28 March 2008
Is the Bear Sleeping? Or Is He Festering Carrion?
I recently read a Business Week piece on whether or not the market rebound earlier this week was a sucker's rally? Is the bear taking a quick snooze, or is he decomposing carrion?
My read on the market is Growler nodded off a bit after a rampaging start to the year. A bear needs some time to digest some of the ample offerings this season, like the cannibalistic devouring of Bear Stearns.
Here are some excerpts from Business Week:
The stock market is like a sprinter, says Chris Johnson of Johnson Research Group: It runs in one direction and eventually needs a break. "There's only so far a market can go before it gets oversold," Johnson says.
In other words, even a rampaging bear needs a breather now and then. In a bear market rally, despite weeks of losses, a bleak economy, and a raging credit crisis, stocks will bounce back. Temporarily.

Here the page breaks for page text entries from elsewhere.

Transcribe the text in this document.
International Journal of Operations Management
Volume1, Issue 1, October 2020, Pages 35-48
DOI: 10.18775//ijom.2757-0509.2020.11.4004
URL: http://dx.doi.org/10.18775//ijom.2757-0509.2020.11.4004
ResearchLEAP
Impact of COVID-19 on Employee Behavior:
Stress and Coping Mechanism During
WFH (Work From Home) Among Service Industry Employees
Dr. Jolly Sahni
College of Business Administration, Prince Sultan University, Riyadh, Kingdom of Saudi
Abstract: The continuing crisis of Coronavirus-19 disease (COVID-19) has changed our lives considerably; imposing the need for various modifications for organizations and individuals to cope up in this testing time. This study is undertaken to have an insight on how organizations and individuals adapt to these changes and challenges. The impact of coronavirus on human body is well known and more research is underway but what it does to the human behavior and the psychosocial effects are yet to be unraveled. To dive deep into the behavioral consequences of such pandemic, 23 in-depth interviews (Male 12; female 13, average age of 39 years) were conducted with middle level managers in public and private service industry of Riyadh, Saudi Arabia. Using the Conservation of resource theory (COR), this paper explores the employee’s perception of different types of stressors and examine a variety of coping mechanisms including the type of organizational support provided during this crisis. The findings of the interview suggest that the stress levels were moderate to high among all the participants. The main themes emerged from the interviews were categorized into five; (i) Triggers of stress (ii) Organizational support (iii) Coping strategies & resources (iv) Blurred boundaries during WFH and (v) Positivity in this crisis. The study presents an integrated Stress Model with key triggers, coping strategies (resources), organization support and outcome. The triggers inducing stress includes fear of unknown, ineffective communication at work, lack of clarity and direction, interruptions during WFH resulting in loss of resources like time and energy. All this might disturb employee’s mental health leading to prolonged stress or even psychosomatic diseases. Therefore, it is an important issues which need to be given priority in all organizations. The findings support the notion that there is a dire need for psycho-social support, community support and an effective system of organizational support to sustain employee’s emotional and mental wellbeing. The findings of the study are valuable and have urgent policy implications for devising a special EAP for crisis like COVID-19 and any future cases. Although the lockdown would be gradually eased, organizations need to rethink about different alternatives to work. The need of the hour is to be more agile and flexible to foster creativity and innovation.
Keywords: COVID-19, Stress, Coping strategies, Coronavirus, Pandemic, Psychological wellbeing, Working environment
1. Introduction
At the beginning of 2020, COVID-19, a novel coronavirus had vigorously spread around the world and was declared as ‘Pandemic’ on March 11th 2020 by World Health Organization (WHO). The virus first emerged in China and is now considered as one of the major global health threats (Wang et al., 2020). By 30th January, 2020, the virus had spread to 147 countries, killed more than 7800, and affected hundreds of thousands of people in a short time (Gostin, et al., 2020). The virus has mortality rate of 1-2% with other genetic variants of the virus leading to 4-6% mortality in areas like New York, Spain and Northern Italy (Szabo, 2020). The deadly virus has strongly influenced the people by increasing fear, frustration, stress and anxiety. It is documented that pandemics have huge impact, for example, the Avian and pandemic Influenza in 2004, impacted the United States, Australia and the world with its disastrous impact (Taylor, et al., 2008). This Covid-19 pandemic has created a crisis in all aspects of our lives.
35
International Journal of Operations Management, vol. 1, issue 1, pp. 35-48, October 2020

To distinguish a bear market rally from a true market bottom, investors often look for extreme levels of pessimism. When investors get extremely pessimistic, they've reached the end of their selling, the theory says, and that's a great time to buy stocks.
...
Johnson says the market bottom is more likely to be a "process" than one single event. He's carefully watching the VIX index, a measure of volatility in the market that is traded on the Chicago Board Options Exchange. The VIX was above 25 on Mar. 25, and, through the worst of the recent crisis, the VIX has traded up to about 35. When this measure of fear hits 40, Johnson says, pessimism might finally have hit extreme, and bullish, levels.
If you look at a recent chart of a bullish market, you'll see that the market occasionally pauses, and pulls back to its 50-day moving average, before continuing along its longer-term trend. The chart below shows the Dow from October 2006 through June 2007--a bull market with a series of small pull-backs, or bull naps, along with a more substantial rest for the bull in March 2007.
The current bear market has had its share of bear naps, as the arrows on the chart below helpfully point out.
Eventually, the bear will one day go to sleep, and fail to wake up. No kids, he's won't be dead, just hibernating.
Chris Johnson in the Business Week piece kinda sorta hedgingly believes that the bear will shuffle off this mortal coil when the VIX hits 40. I get the feeling that he pulled that nice round number out of his posterior, but it can't hurt to keep track of the VIX and look for extremes in sentiment.